My time in Istanbul was drawing to a close and I was feeling sad. I’d been wandering through the streets of the old town trying to find a Syrian family I’d seen begging earlier. I’d walked right past them – then, riddled with guilt – asked LSB to help me find the way back so I could give them some Turkish Lira. When we got there, they’d gone.
We bought some tea and brought it to a bench. From there we had a view of both the Hagia Sophia and the Blue Mosque, which seemed to be competing for magnificence. Above us, a sea gull was being tormented by a man selling laser pointers. The light followed the swooping bird relentlessly, bathing its feathers in a red glow, until the vendor got bored and turned it off.
“I think I have hüzün,” I said, referring to Orhan Pamuk’s description of a particular form of Turkish melancholy, which he ascribes to the decline of the Ottoman Empire.
“Except,” I continued, “I feel sad about the whole world – not just the demise of Turkey’s greatness.”
It is not rational to feel the combined weight of the world’s woes on your shoulders. As benign as the trigger for your despair might be, this kind of melancholy does not redeem itself by serving as a call to action. Instead, as I sat there, watching men shuffle around trying to sell packets of tissues and stray dogs sleeping under the street lamps, the feeling that coursed through me could best be described as inertia.
LSB and I agree that I probably experience melancholy more often and more acutely than most. The experience encompasses both the general and the particular. While I may begin by grieving the decline of a particular friendship in my life, I am likely to end up lamenting the inevitable death of all relationships. My melancholy is not discerning. Sometimes I cry at a song that sounds sad but whose lyrics I am unable to decipher.
LSB and I share a deep admiration for a friend of mine who I believe distinguishes herself by her ability to – if this is the technical term – “just get on with it.” Her interests are practical – she loves her car, her exercise regime and ticking things off lists. She is not somebody to talk to about ideas or sensations. Her conversations cover familiar ground – they are uncomplicated and comforting – focussing more on mechanical processes, like car washes and the practical details of her work, than on overarching themes – like interrogating the status quo.
I enjoy her company; our conversations remind me that by focussing on life’s more trivial obstacles, we can regain some control.

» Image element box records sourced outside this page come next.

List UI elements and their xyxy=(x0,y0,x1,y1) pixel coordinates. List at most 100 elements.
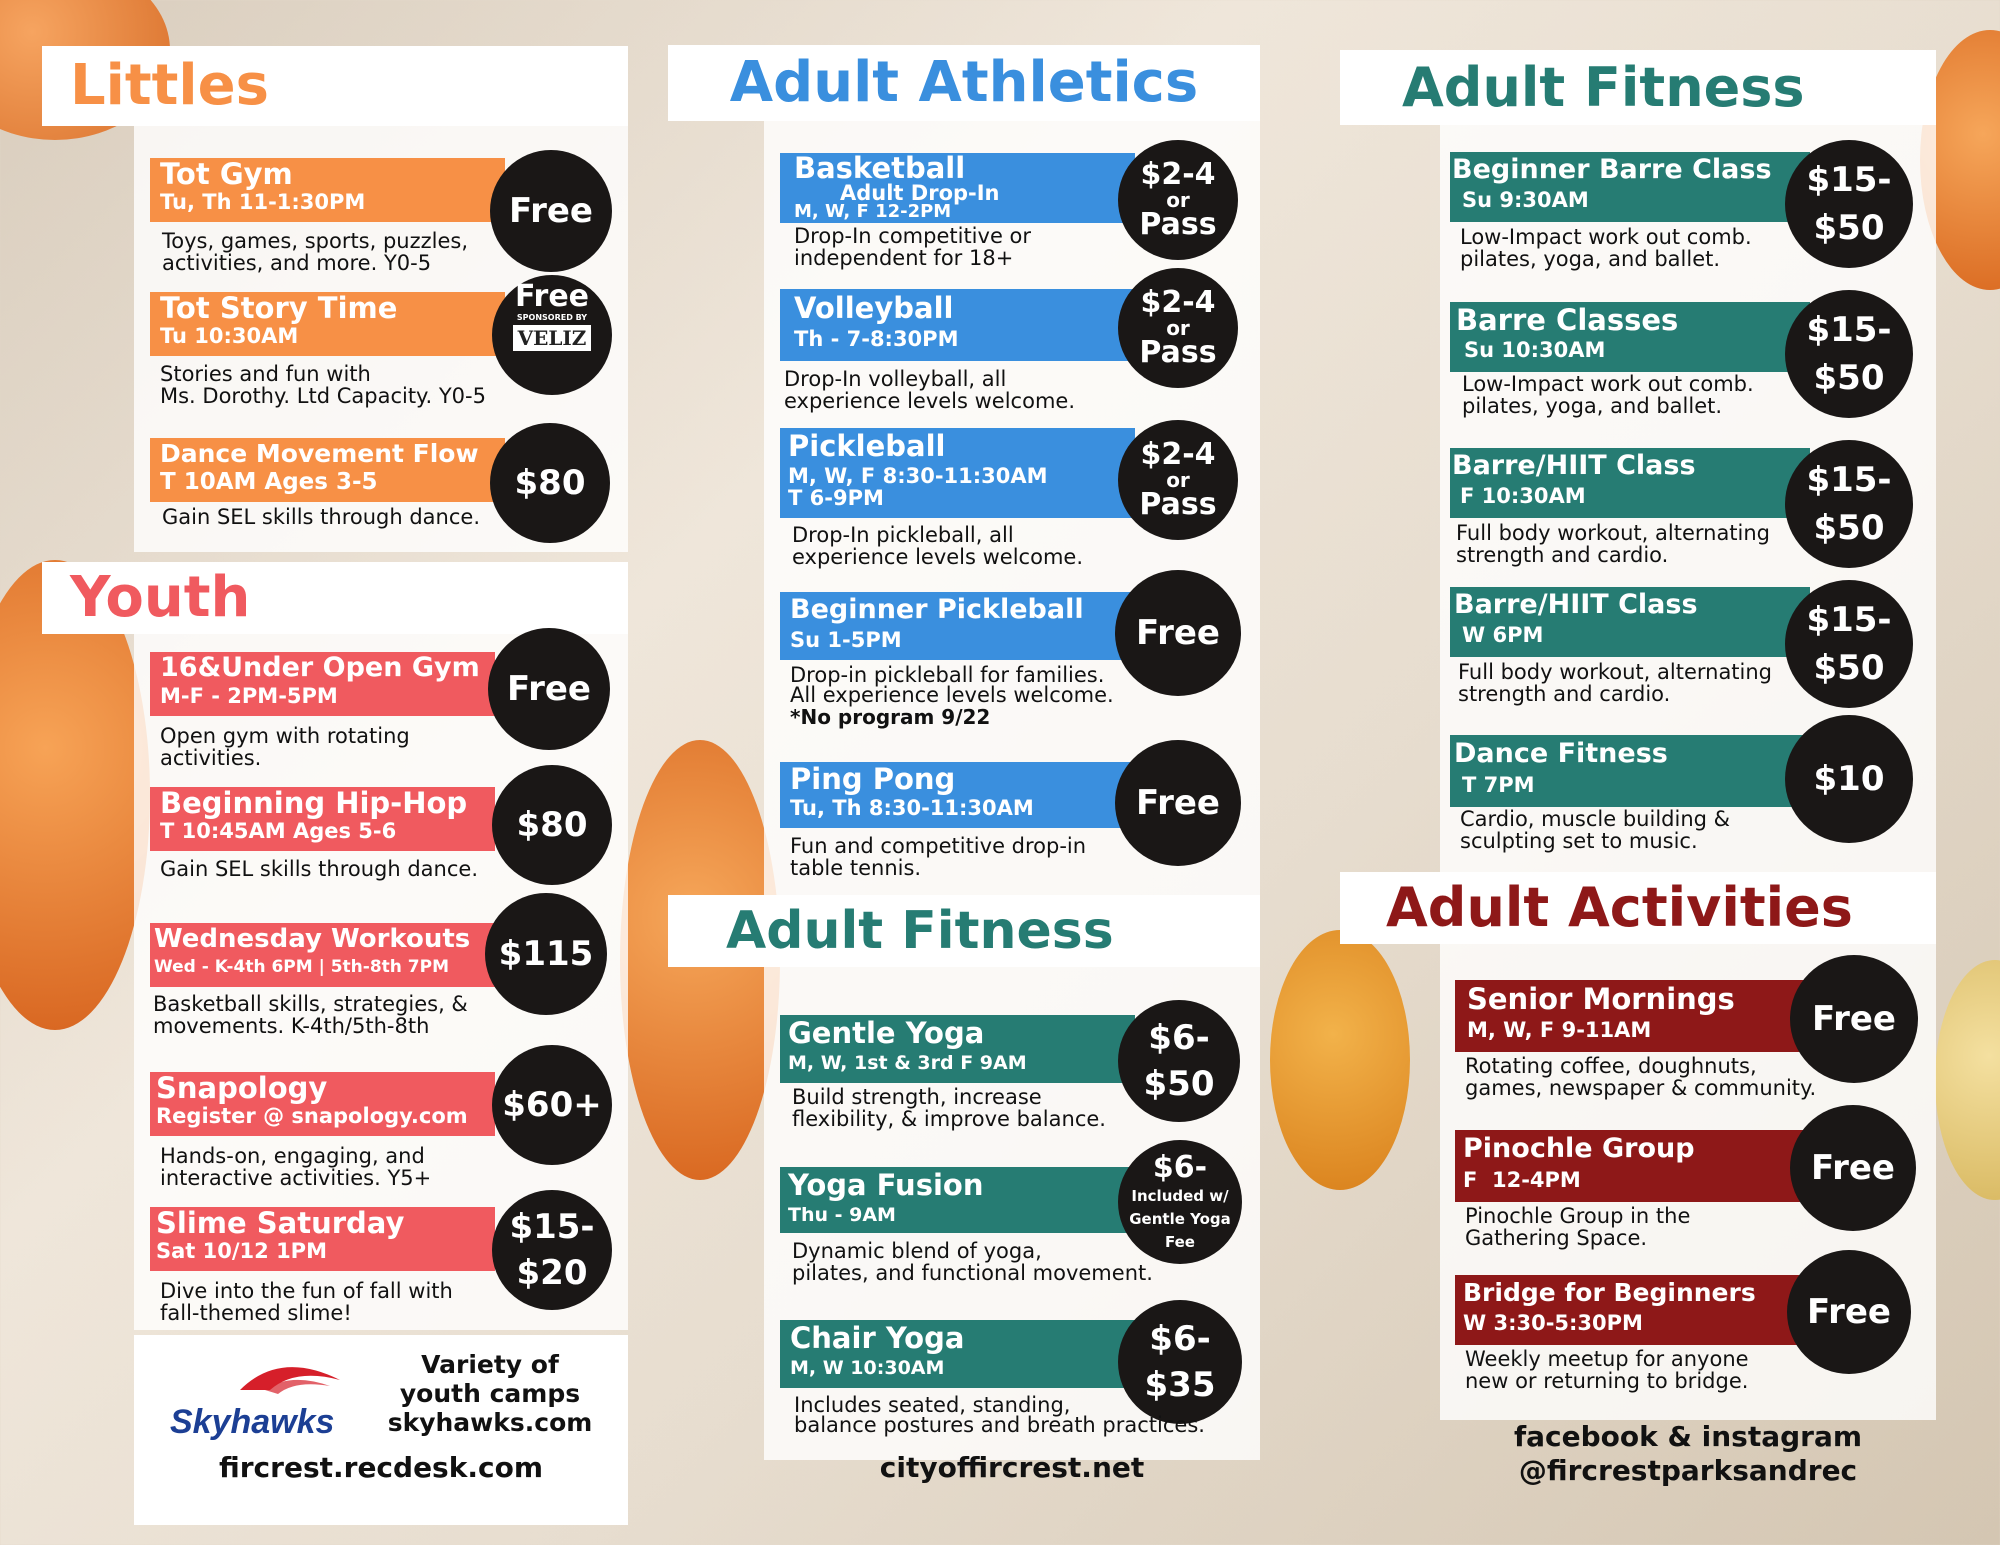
program-name: Ping Pong xyxy=(790,762,956,796)
program-name: Beginner Pickleball xyxy=(790,594,1084,625)
program-time: W 3:30-5:30PM xyxy=(1463,1311,1643,1335)
program-description: Pinochle Group in the Gathering Space. xyxy=(1465,1204,1691,1250)
program-description: Basketball skills, strategies, & movemen… xyxy=(153,992,468,1038)
program-name: Basketball xyxy=(794,151,966,185)
program-description: Cardio, muscle building & sculpting set … xyxy=(1460,807,1731,853)
program-time: T 10AM Ages 3-5 xyxy=(160,469,378,495)
program-description: Hands-on, engaging, and interactive acti… xyxy=(160,1144,432,1190)
skyhawks-bird-icon xyxy=(240,1367,340,1394)
program-name: Barre/HIIT Class xyxy=(1454,589,1698,620)
program-beginner-barre: Beginner Barre Class Su 9:30AM $15- $50 … xyxy=(1450,140,1920,280)
program-name: Pinochle Group xyxy=(1463,1133,1695,1164)
program-header-band: Gentle Yoga M, W, 1st & 3rd F 9AM xyxy=(780,1015,1135,1083)
program-description: Low-Impact work out comb. pilates, yoga,… xyxy=(1460,225,1752,271)
program-header-band: Snapology Register @ snapology.com xyxy=(150,1072,495,1136)
program-header-band: Wednesday Workouts Wed - K-4th 6PM | 5th… xyxy=(150,923,495,987)
program-header-band: Barre/HIIT Class W 6PM xyxy=(1450,587,1810,657)
program-description: Fun and competitive drop-in table tennis… xyxy=(790,834,1087,880)
price-badge: Free xyxy=(1115,740,1241,866)
price-badge: $6- $50 xyxy=(1118,1000,1240,1122)
price-badge: $6- Included w/ Gentle Yoga Fee xyxy=(1118,1140,1242,1264)
program-name: Barre Classes xyxy=(1456,303,1679,337)
program-name: Slime Saturday xyxy=(156,1206,405,1240)
program-name: Beginner Barre Class xyxy=(1452,154,1772,185)
pumpkin-decoration xyxy=(1935,960,2000,1200)
program-time: M, W 10:30AM xyxy=(790,1357,945,1379)
program-description: Drop-In competitive or independent for 1… xyxy=(794,224,1032,270)
city-website-link[interactable]: cityoffircrest.net xyxy=(879,1451,1145,1484)
program-time: M, W, F 8:30-11:30AM xyxy=(788,464,1048,488)
skyhawks-logo: Skyhawks xyxy=(170,1350,370,1450)
program-description: Gain SEL skills through dance. xyxy=(160,857,478,881)
social-media-line1: facebook & instagram xyxy=(1513,1420,1863,1453)
program-gentle-yoga: Gentle Yoga M, W, 1st & 3rd F 9AM $6- $5… xyxy=(780,1000,1240,1145)
program-description: Includes seated, standing, balance postu… xyxy=(794,1393,1205,1437)
program-header-band: Ping Pong Tu, Th 8:30-11:30AM xyxy=(780,762,1135,828)
program-description: Toys, games, sports, puzzles, activities… xyxy=(162,229,469,275)
program-tot-gym: Tot Gym Tu, Th 11-1:30PM Free Toys, game… xyxy=(150,150,612,280)
program-description: Dive into the fun of fall with fall-them… xyxy=(160,1279,453,1325)
price-badge: Free xyxy=(1790,955,1918,1083)
program-time: Su 9:30AM xyxy=(1462,188,1589,212)
price-badge: Free xyxy=(1790,1105,1916,1231)
program-header-band: Volleyball Th - 7-8:30PM xyxy=(780,289,1135,361)
price-badge: Free xyxy=(1787,1250,1911,1374)
program-header-band: Bridge for Beginners W 3:30-5:30PM xyxy=(1455,1275,1815,1345)
program-name: Volleyball xyxy=(794,291,954,325)
social-media-handle[interactable]: @fircrestparksandrec xyxy=(1518,1454,1858,1487)
program-ping-pong: Ping Pong Tu, Th 8:30-11:30AM Free Fun a… xyxy=(780,740,1241,890)
program-time: M, W, 1st & 3rd F 9AM xyxy=(788,1052,1027,1074)
program-time: F 12-4PM xyxy=(1463,1168,1581,1192)
price-badge: $2-4 or Pass xyxy=(1118,140,1238,260)
price-badge: $15- $20 xyxy=(492,1190,612,1310)
program-barre-classes: Barre Classes Su 10:30AM $15- $50 Low-Im… xyxy=(1450,290,1920,430)
program-description: Drop-In pickleball, all experience level… xyxy=(792,523,1083,569)
sponsor-label: SPONSORED BY xyxy=(516,313,588,322)
price-badge: Free SPONSORED BY VELIZ xyxy=(492,275,612,395)
program-description: Drop-in pickleball for families. All exp… xyxy=(790,663,1114,707)
program-pinochle-group: Pinochle Group F 12-4PM Free Pinochle Gr… xyxy=(1455,1105,1925,1255)
recdesk-link[interactable]: fircrest.recdesk.com xyxy=(218,1451,543,1484)
program-time-secondary: T 6-9PM xyxy=(788,486,884,510)
price-badge: $115 xyxy=(485,893,607,1015)
program-time: Register @ snapology.com xyxy=(156,1104,468,1128)
program-time: Tu, Th 8:30-11:30AM xyxy=(790,796,1034,820)
price-badge: $15- $50 xyxy=(1785,580,1913,708)
program-time: M-F - 2PM-5PM xyxy=(160,684,338,708)
program-time: M, W, F 12-2PM xyxy=(794,201,952,222)
program-name: Chair Yoga xyxy=(790,1321,965,1355)
program-dance-movement-flow: Dance Movement Flow T 10AM Ages 3-5 $80 … xyxy=(150,420,610,543)
program-time: Tu, Th 11-1:30PM xyxy=(160,190,366,214)
veliz-logo: VELIZ xyxy=(512,325,592,351)
price-badge: $10 xyxy=(1785,715,1913,843)
price-badge: Free xyxy=(1115,570,1241,696)
program-wednesday-workouts: Wednesday Workouts Wed - K-4th 6PM | 5th… xyxy=(150,893,610,1043)
program-header-band: Barre/HIIT Class F 10:30AM xyxy=(1450,448,1810,518)
program-time: Sat 10/12 1PM xyxy=(156,1239,327,1263)
program-time: Su 1-5PM xyxy=(790,628,902,652)
program-header-band: Senior Mornings M, W, F 9-11AM xyxy=(1455,980,1815,1052)
price-badge: $6- $35 xyxy=(1118,1300,1242,1424)
program-header-band: Basketball Adult Drop-In M, W, F 12-2PM xyxy=(780,153,1135,223)
program-time: F 10:30AM xyxy=(1460,484,1586,508)
program-time: T 10:45AM Ages 5-6 xyxy=(160,819,397,843)
program-pickleball: Pickleball M, W, F 8:30-11:30AM T 6-9PM … xyxy=(780,418,1240,578)
program-name: Tot Gym xyxy=(160,157,293,191)
program-time: T 7PM xyxy=(1462,773,1535,797)
program-barre-hiit-wednesday: Barre/HIIT Class W 6PM $15- $50 Full bod… xyxy=(1450,580,1920,720)
program-header-band: Tot Gym Tu, Th 11-1:30PM xyxy=(150,158,505,222)
program-open-gym: 16&Under Open Gym M-F - 2PM-5PM Free Ope… xyxy=(150,625,610,769)
program-time: W 6PM xyxy=(1462,623,1544,647)
price-badge: $15- $50 xyxy=(1785,440,1913,568)
program-description: Low-Impact work out comb. pilates, yoga,… xyxy=(1462,372,1754,418)
skyhawks-logo-text: Skyhawks xyxy=(170,1403,335,1441)
program-header-band: Slime Saturday Sat 10/12 1PM xyxy=(150,1207,495,1271)
program-time: Th - 7-8:30PM xyxy=(794,327,959,351)
program-header-band: 16&Under Open Gym M-F - 2PM-5PM xyxy=(150,652,495,716)
program-bridge-for-beginners: Bridge for Beginners W 3:30-5:30PM Free … xyxy=(1455,1250,1925,1400)
pumpkin-decoration xyxy=(1270,930,1410,1190)
price-badge: $15- $50 xyxy=(1785,140,1913,268)
skyhawks-camps-text: Variety of youth camps skyhawks.com xyxy=(387,1350,593,1437)
fitness-mid-heading: Adult Fitness xyxy=(668,895,1260,967)
program-name: Dance Fitness xyxy=(1454,738,1668,769)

Even if that simply means knowing the best place to fill up a tank.
“Would you like to be like that?” LSB asked me, his eyes now following a drone which was circling the Blue Mosque.
“Sometimes I really would,” I said.
“But would you really?” he asked, knowing he might provoke me into contradicting myself.
“I guess you wouldn’t know what you were missing,” I said. “I mean, melancholy bears gifts – without encountering it, you’d never recognize its cousin: poignancy and other relatives: beauty, transience and awe.”
“Life would lose its richness,” said LSB.
“I guess it would,” I said smiling, reluctantly.